The complete solution is: \[ y = \text{C.F.} + \text{P.I.} \] Substituting the values: \[ y = c_1 \cos x + c_2 \sin x - 1 + \sin x - x \cos x + \sin x \log(1 + \sin x). \] Alternatively: \[ y = c_1 \cos x + C_2 \sin x - 1 - x \cos x + \sin x \log(1 + \sin x), \] where \( C_2 = c_2 + 1 \).

3. Solve the differential equation: \( y'' - 2y' + y = e^x \log x \) by the method of variation of parameters.

Solution The auxiliary equation is: \[ m^2 - 2m + 1 = 0 \implies (m - 1)^2 = 0 \implies m = 1, 1. \] Therefore, the complementary function (C.F.) is: \[ \text{C.F.} = (c_1 + c_2 x) e^x. \]

Let: \[ y_1 = e^x, \quad y_2 = x e^x, \quad R = e^x \log x. \] The Wronskian \( W \) is: \[ W = \left| \begin{array}{cc} y_1 & y_2 \\ y_1' & y_2' \end{array} \right| = \left| \begin{array}{cc} e^x & x e^x \\ e^x & (1 + x) e^x \end{array} \right| = e^{2x} \neq 0. \]
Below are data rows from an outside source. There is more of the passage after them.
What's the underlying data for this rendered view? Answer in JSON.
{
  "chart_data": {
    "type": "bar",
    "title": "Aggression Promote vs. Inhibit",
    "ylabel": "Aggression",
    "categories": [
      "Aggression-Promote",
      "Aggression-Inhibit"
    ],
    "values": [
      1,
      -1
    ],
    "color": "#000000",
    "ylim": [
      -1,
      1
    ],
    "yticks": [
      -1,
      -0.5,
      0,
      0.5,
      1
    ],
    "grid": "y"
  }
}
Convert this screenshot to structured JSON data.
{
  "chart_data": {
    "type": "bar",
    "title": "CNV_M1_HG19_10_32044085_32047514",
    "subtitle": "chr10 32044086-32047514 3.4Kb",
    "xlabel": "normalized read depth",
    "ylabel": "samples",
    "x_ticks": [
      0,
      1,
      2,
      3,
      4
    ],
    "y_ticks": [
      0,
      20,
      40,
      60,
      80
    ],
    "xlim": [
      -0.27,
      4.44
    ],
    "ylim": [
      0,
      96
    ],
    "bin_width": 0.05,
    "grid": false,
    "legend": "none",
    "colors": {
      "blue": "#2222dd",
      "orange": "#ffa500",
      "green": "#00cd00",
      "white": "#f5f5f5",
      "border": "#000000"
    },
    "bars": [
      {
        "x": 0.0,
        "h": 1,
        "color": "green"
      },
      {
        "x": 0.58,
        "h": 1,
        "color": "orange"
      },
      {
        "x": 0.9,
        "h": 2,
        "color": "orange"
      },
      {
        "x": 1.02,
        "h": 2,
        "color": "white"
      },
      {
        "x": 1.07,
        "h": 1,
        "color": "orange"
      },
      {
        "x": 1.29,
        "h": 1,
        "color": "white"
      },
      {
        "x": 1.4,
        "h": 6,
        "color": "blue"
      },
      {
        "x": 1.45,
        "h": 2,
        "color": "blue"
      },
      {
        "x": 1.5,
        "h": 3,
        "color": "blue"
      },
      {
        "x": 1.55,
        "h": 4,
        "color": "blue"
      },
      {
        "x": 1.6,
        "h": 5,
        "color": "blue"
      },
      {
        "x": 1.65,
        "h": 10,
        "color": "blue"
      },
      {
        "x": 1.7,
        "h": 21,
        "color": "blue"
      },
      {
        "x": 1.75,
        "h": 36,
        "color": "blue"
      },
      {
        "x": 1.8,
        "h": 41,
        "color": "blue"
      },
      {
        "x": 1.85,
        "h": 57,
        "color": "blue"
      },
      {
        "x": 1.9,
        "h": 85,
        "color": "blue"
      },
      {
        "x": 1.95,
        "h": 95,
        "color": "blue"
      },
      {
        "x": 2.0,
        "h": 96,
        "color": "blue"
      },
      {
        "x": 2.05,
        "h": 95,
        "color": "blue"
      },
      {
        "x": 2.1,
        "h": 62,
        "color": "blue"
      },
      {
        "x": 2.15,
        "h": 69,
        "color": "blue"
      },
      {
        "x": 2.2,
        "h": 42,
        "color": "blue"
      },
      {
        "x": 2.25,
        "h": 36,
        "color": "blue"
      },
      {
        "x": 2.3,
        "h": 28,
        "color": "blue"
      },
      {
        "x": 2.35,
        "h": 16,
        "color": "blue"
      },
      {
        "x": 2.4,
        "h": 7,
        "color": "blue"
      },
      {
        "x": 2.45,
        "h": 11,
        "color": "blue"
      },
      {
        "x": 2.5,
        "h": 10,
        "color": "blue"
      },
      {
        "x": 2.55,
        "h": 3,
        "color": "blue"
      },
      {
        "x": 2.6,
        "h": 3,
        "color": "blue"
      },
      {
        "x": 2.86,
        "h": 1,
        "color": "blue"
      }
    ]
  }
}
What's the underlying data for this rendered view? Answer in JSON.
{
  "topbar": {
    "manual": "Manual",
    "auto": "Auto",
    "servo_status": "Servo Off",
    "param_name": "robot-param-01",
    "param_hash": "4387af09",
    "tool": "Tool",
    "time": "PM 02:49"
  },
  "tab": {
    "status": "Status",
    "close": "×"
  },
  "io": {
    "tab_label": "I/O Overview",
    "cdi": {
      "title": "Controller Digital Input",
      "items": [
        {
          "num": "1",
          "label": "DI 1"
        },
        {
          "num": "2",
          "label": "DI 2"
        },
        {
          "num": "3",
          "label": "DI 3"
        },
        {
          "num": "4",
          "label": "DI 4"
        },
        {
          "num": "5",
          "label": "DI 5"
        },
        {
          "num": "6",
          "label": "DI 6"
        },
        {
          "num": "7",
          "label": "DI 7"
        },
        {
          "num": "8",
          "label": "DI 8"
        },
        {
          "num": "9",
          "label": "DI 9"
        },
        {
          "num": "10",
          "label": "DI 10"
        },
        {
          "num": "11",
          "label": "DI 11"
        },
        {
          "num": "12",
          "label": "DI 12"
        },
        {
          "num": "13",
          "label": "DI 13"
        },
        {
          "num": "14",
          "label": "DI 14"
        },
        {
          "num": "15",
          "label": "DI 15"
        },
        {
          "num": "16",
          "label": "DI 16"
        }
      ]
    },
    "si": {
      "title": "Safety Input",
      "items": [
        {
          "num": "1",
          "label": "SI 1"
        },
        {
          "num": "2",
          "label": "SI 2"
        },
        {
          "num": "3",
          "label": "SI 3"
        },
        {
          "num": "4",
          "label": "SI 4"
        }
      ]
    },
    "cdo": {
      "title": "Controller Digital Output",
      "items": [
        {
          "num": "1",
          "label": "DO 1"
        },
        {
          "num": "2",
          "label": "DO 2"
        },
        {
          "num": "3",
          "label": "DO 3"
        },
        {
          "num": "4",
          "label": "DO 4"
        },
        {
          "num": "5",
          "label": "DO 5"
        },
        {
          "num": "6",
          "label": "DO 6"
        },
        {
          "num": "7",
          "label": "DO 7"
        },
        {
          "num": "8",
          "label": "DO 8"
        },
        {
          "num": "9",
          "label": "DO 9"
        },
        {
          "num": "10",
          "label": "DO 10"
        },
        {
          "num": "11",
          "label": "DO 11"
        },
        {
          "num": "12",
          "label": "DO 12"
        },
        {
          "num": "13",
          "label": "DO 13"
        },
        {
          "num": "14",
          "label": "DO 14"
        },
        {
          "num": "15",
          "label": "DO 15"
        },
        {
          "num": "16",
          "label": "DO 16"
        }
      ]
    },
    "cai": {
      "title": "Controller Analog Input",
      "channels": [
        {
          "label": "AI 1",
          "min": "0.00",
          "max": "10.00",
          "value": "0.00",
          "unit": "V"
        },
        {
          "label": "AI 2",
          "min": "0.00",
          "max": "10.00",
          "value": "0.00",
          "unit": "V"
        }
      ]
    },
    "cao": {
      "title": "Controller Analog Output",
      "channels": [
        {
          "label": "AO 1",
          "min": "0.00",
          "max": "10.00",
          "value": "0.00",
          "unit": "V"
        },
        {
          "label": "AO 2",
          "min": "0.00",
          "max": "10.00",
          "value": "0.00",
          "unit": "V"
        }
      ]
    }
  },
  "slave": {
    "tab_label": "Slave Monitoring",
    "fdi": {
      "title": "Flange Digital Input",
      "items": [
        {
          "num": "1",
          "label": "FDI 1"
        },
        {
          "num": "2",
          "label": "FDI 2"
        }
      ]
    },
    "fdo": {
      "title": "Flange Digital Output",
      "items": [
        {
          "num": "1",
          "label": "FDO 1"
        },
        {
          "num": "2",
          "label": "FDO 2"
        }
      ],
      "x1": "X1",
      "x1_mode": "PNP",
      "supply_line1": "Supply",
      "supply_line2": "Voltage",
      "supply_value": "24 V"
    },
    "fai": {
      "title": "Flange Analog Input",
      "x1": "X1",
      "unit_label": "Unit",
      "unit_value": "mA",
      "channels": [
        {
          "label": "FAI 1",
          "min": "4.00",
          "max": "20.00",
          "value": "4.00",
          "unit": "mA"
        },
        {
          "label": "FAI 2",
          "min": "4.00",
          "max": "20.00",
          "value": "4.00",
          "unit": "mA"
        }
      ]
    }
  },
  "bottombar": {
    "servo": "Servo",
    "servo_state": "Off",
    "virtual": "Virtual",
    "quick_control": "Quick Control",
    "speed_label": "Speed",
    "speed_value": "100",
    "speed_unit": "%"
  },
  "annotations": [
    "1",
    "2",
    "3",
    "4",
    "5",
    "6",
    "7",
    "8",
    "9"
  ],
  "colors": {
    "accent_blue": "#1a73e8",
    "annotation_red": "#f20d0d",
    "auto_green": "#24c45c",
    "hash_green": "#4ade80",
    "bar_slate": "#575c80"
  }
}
The particular integral (P.I.) is given by: \[ \text{P.I.} = -y_1(x) \int \frac{y_2(x) R(x)}{W(x)} dx + y_2(x) \int \frac{y_1(x) R(x)}{W(x)} dx. \] Substituting the values: \[ \text{P.I.} = -e^x \int \frac{x e^x \cdot e^x \log x}{e^{2x}} dx + x e^x \int \frac{e^x \cdot e^x \log x}{e^{2x}} dx. \] Simplify the integrals: \[ \text{P.I.} = -e^x \int x \log x \, dx + x e^x \int \log x \, dx. \]

Evaluate the integrals: \[ \int x \log x \, dx = \frac{x^2}{2} \log x - \int \frac{1}{x} \cdot \frac{x^2}{2} dx = \frac{x^2}{2} \log x - \frac{x^2}{4}, \] and \[ \int \log x \, dx = x \log x - x. \] Substitute back: \[ \text{P.I.} = -e^x \left( \frac{x^2}{2} \log x - \frac{x^2}{4} \right) + x e^x \left( x \log x - x \right). \] Simplify: \[ \text{P.I.} = \frac{1}{4} x^2 e^x (2 \log x - 3). \]

The complete solution is: \[ y = \text{C.F.} + \text{P.I.} \] Substituting the values: \[ y = (c_1 + c_2 x) e^x + \frac{1}{4} x^2 e^x (2 \log x - 3). \]

Model Problems

Solve the following differential equations:

Solve: \(\frac{d^2y}{dx^2} + y = \sec x\)
Answer: \(y = c_1 \cos x + c_2 \sin x - \left( \cos x \log (\sec x) - x \sin x \right)\)
Solve: \((D^2 + 4)y = \tan 2x\)
Answer: \(y = c_1 \cos 2x + c_2 \sin 2x - \frac{1}{4} \cos 2x \log (\sec 2x + \tan 2x)\)
Solve: \(\frac{d^2y}{dx^2} + a^2 y = \csc ax\)
Answer: \(y = c_1 \cos ax + c_2 \sin ax - \frac{1}{a^2} \left( x \cos ax + \sin ax \log (\sin ax) \right)\)
Solve: \(y'' - 6y' + 9y = \frac{e^{3x}}{x^2}\)
Answer: \(y = (c_1 + c_2 x) e^{3x} - e^{3x} (1 + \log x)\)
Solve: \(\frac{d^2y}{dx^2} - 2\frac{dy}{dx} + y = \frac{e^x}{x}\)
Answer: \(y = (c_1 + c_2 x) e^x + x e^x \log x\)
Solve: \(y'' + 3y' + 2y = e^{e^x}\)
Answer: \(y = c_1 e^{-x} + c_2 e^{-2x} + e^{e^x} e^{-2x}\)
Solve: \((D^2 + 2D + 1)y = e^{-x} \log x\)
Answer: \(y = (c_1 + c_2 x) e^{-x} + \frac{x^2 e^{-x}}{4} (2 \log x - 3)\)
Solve: \(y'' - 2y' + 2y = e^x \tan x\)
Answer: \(y = e^x \left( c_1 \cos x + c_2 \sin x \right) - e^{-x} \cos x \log (\sec x + \tan x)\)